Já falei sobre isto, mas me impressiona o número de chorões que se multiplica à medida que a gente vai ficando mais velha. Talvez seja uma receita de longevidade. "Devo meus 106 anos ao fato de haver começado a chorar desde os 52", explicará o macróbio. "Eu chorava desde o tempo em que o Sílvio Santos jogava dinheiro em forma de aviãozinho, para aquelas mulheres enlouquecidas ficarem disputando notas voadoras. Cada vez que uma voava e alguém pegava a nota no ar, alguma coisa acontecia em meu coração e eu caía em prantos."

Mas a idade não está aí só para isso. Disse aqui, em várias ocasiões, que Jorge Amado me falou muitas vezes que já lhe tinham narrado como é abundante a velhice em felicidade, só que ele ainda não havia experimentado nada dessa abundância, antes muitíssimo pelo contrário. E é um horror mesmo. Até para vestir-se dá vontade de dispor de um valet de chambre, para a gente conseguir enfiar um pé na cueca sem ter de se deitar. Um absurdo inominável, uma humilhação atrás da outra, tudo despencando ou rangendo, os serviços de netos e filhos indispensáveis até mesmo para pegar alguma coisa na prateleira.

Estabelecido, assim, que velhice não está com nada, acrescente-se o terrorismo. Depois da cuidadosa pesquisa, percebi que todos os meus amigos que já passaram dos 50, ou estão perto, lêem obituários com assiduidade obsessiva, dedicando especial atenção à idade do pranteado. "O quê? Só 78? Quem diria que esse menino não iria se criar?" E depois notícias sobre essa designação abominável de "terceira idade" e suas recompensas, tais como jogar truco todas as tardes numa pracinha de cidade protegida pela polícia. E as novas doenças, cada vez mais numerosas, porque hoje se vive mais e dá tempo para pegar doenças de que antigamente nem se ouvia falar, porque ninguém vivia o suficiente para que elas fossem descobertas.

Finalmente, para maior pavor dos velhos, há os planos de saúde. No Brasil, como sabemos, só pobre ou louco não tem plano de saúde. Mas, à beira dos 60 ou 70, o infeliz aposentado descobre que, não havendo sido vereador, deputado, senador, ministro ou presidente, vai ter de passar fome para poder continuar a pagar o plano de saúde. Escritor e jornalista, nem pensar. E, assim, a cada dia, à medida que o tempo passa, as já invisíveis alegrias da velhice se vão transformando em fantasmas tenebrosos, sob a ameaça de se expirar numa maca, na portaria de um hospital público.

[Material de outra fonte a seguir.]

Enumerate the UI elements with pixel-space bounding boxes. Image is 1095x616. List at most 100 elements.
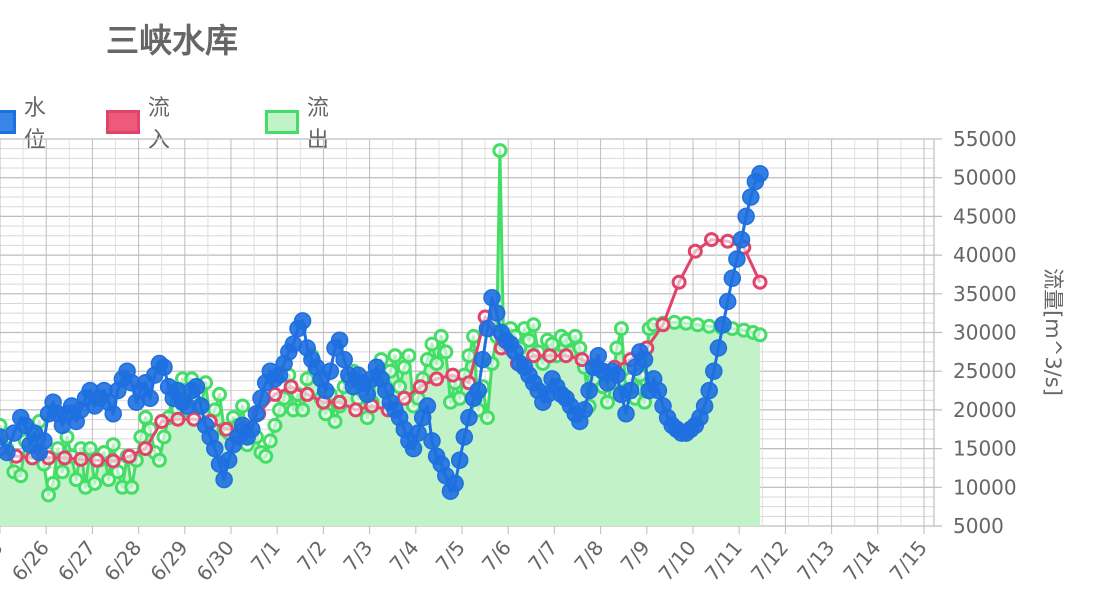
data-point-water-level: [293, 312, 312, 330]
legend-item-inflow[interactable]: 流入: [106, 90, 180, 154]
data-point-outflow: [235, 398, 251, 414]
x-tick-label: 6/30: [192, 536, 239, 586]
data-point-water-level: [751, 165, 769, 183]
x-tick-label: 6/29: [145, 536, 192, 586]
data-point-water-level: [404, 439, 423, 458]
data-point-outflow: [212, 386, 227, 402]
data-point-outflow: [387, 348, 403, 364]
data-point-inflow: [89, 452, 105, 468]
x-tick-label: 6/28: [99, 536, 146, 586]
y-tick-label: 55000: [953, 127, 1017, 151]
y-tick-label: 10000: [953, 475, 1017, 499]
data-point-water-level: [219, 451, 238, 469]
data-point-inflow: [445, 367, 461, 383]
data-point-water-level: [580, 381, 598, 400]
data-point-water-level: [705, 362, 723, 380]
x-tick-label: 7/6: [477, 536, 516, 576]
data-point-water-level: [321, 362, 340, 380]
data-point-outflow: [452, 390, 468, 406]
y-axis-label: 流量[m^3/s]: [1041, 268, 1065, 396]
data-point-outflow: [327, 414, 343, 429]
data-point-water-level: [409, 424, 427, 442]
data-point-water-level: [589, 346, 608, 365]
data-point-water-level: [474, 350, 492, 369]
x-tick-label: 6/26: [7, 536, 54, 586]
legend-label-inflow: 流入: [147, 96, 170, 153]
data-point-outflow: [105, 437, 121, 453]
x-tick-label: 7/8: [569, 536, 608, 576]
y-tick-label: 15000: [953, 437, 1017, 461]
data-point-water-level: [469, 381, 487, 400]
x-tick-label: 7/3: [338, 536, 377, 576]
x-tick-label: 7/4: [385, 536, 424, 576]
data-point-water-level: [247, 405, 266, 423]
legend-item-water-level[interactable]: 水位: [0, 90, 56, 154]
data-point-outflow: [68, 472, 84, 488]
data-point-water-level: [455, 428, 474, 446]
data-point-inflow: [138, 441, 153, 457]
data-point-outflow: [572, 340, 588, 356]
x-tick-label: 6/25: [0, 536, 8, 586]
data-point-outflow: [401, 348, 417, 364]
data-point-inflow: [526, 348, 542, 364]
data-point-outflow: [124, 479, 140, 495]
x-tick-label: 7/12: [746, 536, 793, 586]
data-point-outflow: [82, 441, 98, 457]
data-point-water-level: [35, 432, 53, 450]
x-tick-label: 7/7: [523, 536, 562, 576]
data-point-outflow: [267, 417, 283, 433]
y-tick-label: 25000: [953, 359, 1017, 383]
data-point-water-level: [206, 439, 224, 458]
legend-swatch-water-level: [0, 110, 16, 134]
data-point-outflow: [438, 344, 454, 360]
data-point-outflow: [13, 468, 29, 484]
data-point-water-level: [446, 474, 464, 493]
x-tick-label: 7/14: [838, 536, 885, 586]
data-point-water-level: [0, 443, 16, 462]
data-point-inflow: [332, 394, 348, 410]
data-point-water-level: [742, 188, 760, 206]
y-tick-label: 50000: [953, 166, 1017, 190]
data-point-outflow: [45, 475, 61, 491]
data-point-water-level: [714, 316, 732, 334]
x-tick-label: 7/10: [654, 536, 701, 586]
data-point-water-level: [243, 420, 261, 439]
legend-label-water-level: 水位: [23, 96, 46, 153]
data-point-inflow: [348, 402, 364, 418]
data-point-water-level: [608, 366, 626, 384]
data-point-water-level: [617, 405, 635, 423]
x-tick-label: 7/11: [700, 536, 747, 586]
data-point-water-level: [141, 389, 159, 408]
data-point-outflow: [479, 410, 495, 426]
data-point-inflow: [283, 379, 299, 395]
data-point-inflow: [267, 386, 283, 402]
data-point-outflow: [521, 332, 537, 348]
data-point-outflow: [54, 464, 70, 480]
data-point-inflow: [429, 371, 445, 387]
data-point-water-level: [215, 470, 233, 489]
data-point-water-level: [316, 381, 335, 400]
data-point-water-level: [423, 432, 441, 450]
data-point-water-level: [330, 331, 349, 349]
data-point-water-level: [718, 292, 737, 311]
data-point-outflow: [156, 429, 172, 445]
chart-title: 三峡水库: [106, 21, 238, 60]
data-point-water-level: [695, 397, 714, 415]
data-point-inflow: [218, 421, 234, 437]
x-tick-label: 7/15: [885, 536, 932, 586]
data-point-inflow: [542, 348, 558, 364]
x-tick-label: 7/2: [292, 536, 331, 576]
data-point-outflow: [526, 317, 542, 333]
data-point-water-level: [418, 397, 437, 415]
data-point-outflow: [613, 321, 629, 337]
data-point-outflow: [262, 433, 278, 449]
legend-swatch-outflow: [265, 110, 299, 134]
x-tick-label: 7/9: [616, 536, 655, 576]
data-point-inflow: [720, 233, 736, 249]
data-point-inflow: [671, 274, 687, 290]
y-tick-label: 35000: [953, 282, 1017, 306]
data-point-outflow: [433, 328, 449, 344]
data-point-outflow: [600, 394, 615, 410]
data-point-inflow: [57, 450, 73, 466]
data-point-inflow: [704, 232, 719, 248]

O consolo, como quase sempre, é a desgraça alheia. Outro dia, falei aqui sobre o triste destino dos machos da espécie, cada vez mais desprezados e vistos como inúteis até em anúncios de lingerie, em que agora só costumam aparecer fotos de moças com moças, além de moça com moça, no geral, andar muito na moda e, em certas universidades americanas, estudantes se recusarem a saber qualquer coisa originada de pensamentos masculinos. Tudo bem, a marcha da História é inexorável. Mas, enquanto, antigamente, os médicos se limitavam a, no máximo, mandar-nos fazer um exame de sangue, uma abreugrafia ou sair sorrindo amarelo, empunhando latinhas em filas de laboratórios, agora qualquer unha encravada faz com que eles nos mandem examinar pela Nasa. Ou seja, ficar velho só serve para endividar ou sair no Guinness (que, por sinal, não paga nada a quem sai no Guinness).

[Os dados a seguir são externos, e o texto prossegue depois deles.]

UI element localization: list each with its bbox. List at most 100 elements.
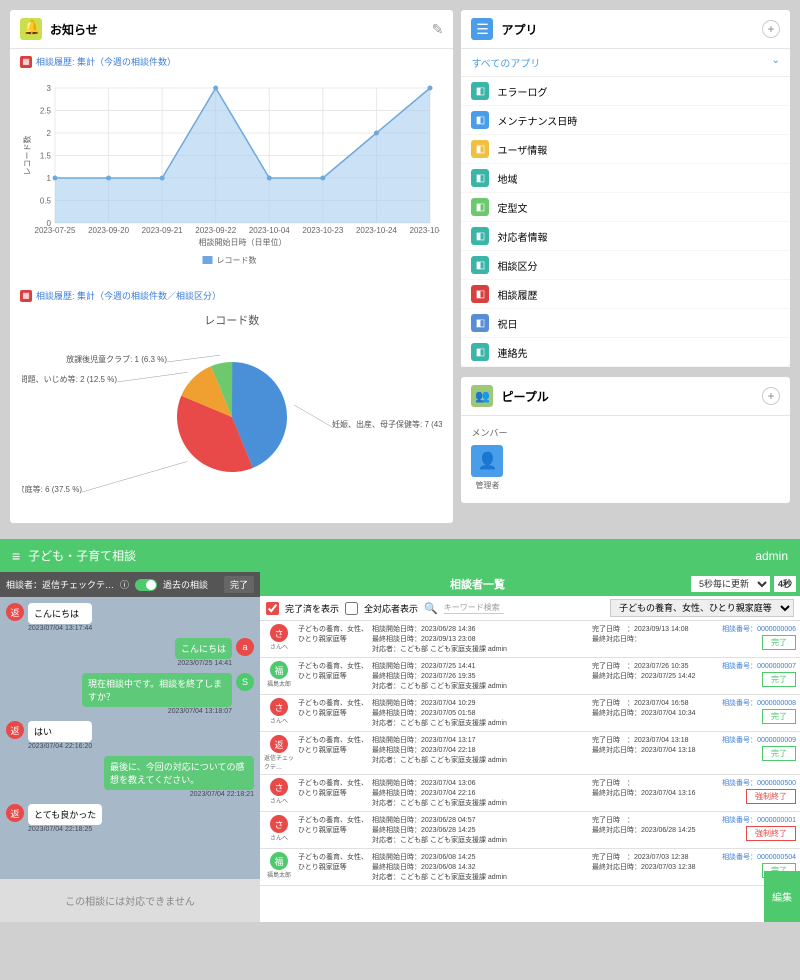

O consolo, dizia eu, é a desgraça alheia. Se nós, machos, estamos condenados à extinção, tiremos alento do fato de que o tempo também passa para as mulheres, passa para todo mundo. E, no futuro, quando a humanidade resolver que velho só dá trabalho, aporrinhação e despesa, como já vem acontecendo, vamos todos tomar uma injeçãozinha letal decretada por um presidente de 40 anos, antes de ele compreender que, aos 80, ele também vai resistir a embarcar. O futuro é radioso.